La requête a été communiquée au préfet de la Seine-Saint-Denis, qui n'a pas produit de mémoire en défense.
Par une décision du 18 avril 2022, le bureau de l'aide juridictionnelle du tribunal judiciaire de Bobigny a accordé à Mme B le bénéfice de l'aide juridictionnelle totale.
Vu les autres pièces du dossier.
Vu :
- la convention européenne de sauvegarde des droits de l'Homme et des libertés fondamentales ;
- la convention internationale relative aux droits de l'enfant ;
- le code de l'entrée et du séjour des étrangers et du droit d'asile ;
- le code des relations entre le public et l'administration ;
- le code de justice administrative.
Le président de la formation de jugement a autorisé la rapporteure publique, sur sa proposition, de se dispenser de prononcer des conclusions à l'audience.
Les parties ayant été régulièrement averties du jour de l'audience.
Ont été entendus au cours de l'audience publique :
- le rapport de M. Thébault, rapporteur ;
- les observations de Me Lansart, substituant Me Masilu, représentant Mme B, absente.
Le préfet de la Seine-Saint-Denis n'était ni présent ni représenté.
Considérant ce qui suit :
1. Mme C B, ressortissante malienne, née le 25 juillet 1991 à Bougouni (Mali), a sollicité le 12 octobre 2018 le renouvellement de sa carte de séjour temporaire délivrée au titre de sa qualité de parent d'enfant français. Par un arrêté du 19 avril 2021, le préfet de la Seine-Saint-Denis a rejeté sa demande de renouvellement de titre de séjour, l'a obligée à quitter le territoire français dans un délai de trente jours et a fixé le pays à destination duquel elle sera éloignée. La requérante demande l'annulation de ces décisions.

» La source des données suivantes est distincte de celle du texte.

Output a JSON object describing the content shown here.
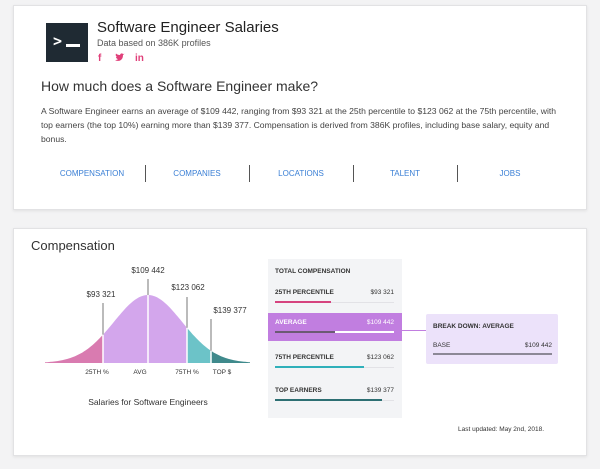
{
  "header": {
    "title": "Software Engineer Salaries",
    "subtitle": "Data based on 386K profiles",
    "logo_icon": "terminal-icon",
    "social": [
      "f",
      "t",
      "in"
    ]
  },
  "question": "How much does a Software Engineer make?",
  "description": "A Software Engineer earns an average of $109 442, ranging from $93 321 at the 25th percentile to $123 062 at the 75th percentile, with top earners (the top 10%) earning more than $139 377. Compensation is derived from 386K profiles, including base salary, equity and bonus.",
  "nav": [
    "COMPENSATION",
    "COMPANIES",
    "LOCATIONS",
    "TALENT",
    "JOBS"
  ],
  "compensation": {
    "title": "Compensation",
    "chart": {
      "values": {
        "p25": "$93 321",
        "avg": "$109 442",
        "p75": "$123 062",
        "top": "$139 377"
      },
      "ticks": {
        "p25": "25TH %",
        "avg": "AVG",
        "p75": "75TH %",
        "top": "TOP $"
      },
      "caption": "Salaries for Software Engineers",
      "colors": {
        "p25": "#d97bb0",
        "mid": "#d3a6ec",
        "p75": "#6cc3c8",
        "top": "#3f8a8c"
      }
    },
    "panel": {
      "title": "TOTAL COMPENSATION",
      "rows": [
        {
          "label": "25TH PERCENTILE",
          "value": "$93 321",
          "fill": 0.47,
          "color": "#d6437f"
        },
        {
          "label": "AVERAGE",
          "value": "$109 442",
          "fill": 0.5,
          "color": "#6b5a74"
        },
        {
          "label": "75TH PERCENTILE",
          "value": "$123 062",
          "fill": 0.75,
          "color": "#2fb0ba"
        },
        {
          "label": "TOP EARNERS",
          "value": "$139 377",
          "fill": 0.9,
          "color": "#2d6f73"
        }
      ]
    },
    "breakdown": {
      "title": "BREAK DOWN: AVERAGE",
      "label": "BASE",
      "value": "$109 442"
    },
    "updated": "Last updated: May 2nd, 2018."
  }
}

Sur les conclusions à fin d'annulation :
En ce qui concerne la décision portant refus de renouvellement de titre de séjour :
2. En premier lieu, la circonstance selon laquelle la procédure d'examen de la demande de renouvellement du titre de séjour de la requérante aurait duré plus de deux ans et six mois, pour regrettable qu'elle soit, est sans incidence sur la légalité de la décision attaquée.
3. En deuxième lieu, pour contester la décision litigieuse, la requérante soutient qu'en ne prenant pas en compte la naissance de deux autres enfants français de sa relation avec
M. A, la décision du préfet repose sur des faits matériellement inexacts. Toutefois, il ne ressort pas des pièces du dossier que la requérante aurait porté à la connaissance du préfet la naissance de ses deux autres enfants pendant la période d'instruction de sa demande. Dans ces conditions, la décision du préfet, lequel a pris sa décision au regard des seuls éléments dont il avait connaissance, ne repose pas sur des faits matériellement inexacts.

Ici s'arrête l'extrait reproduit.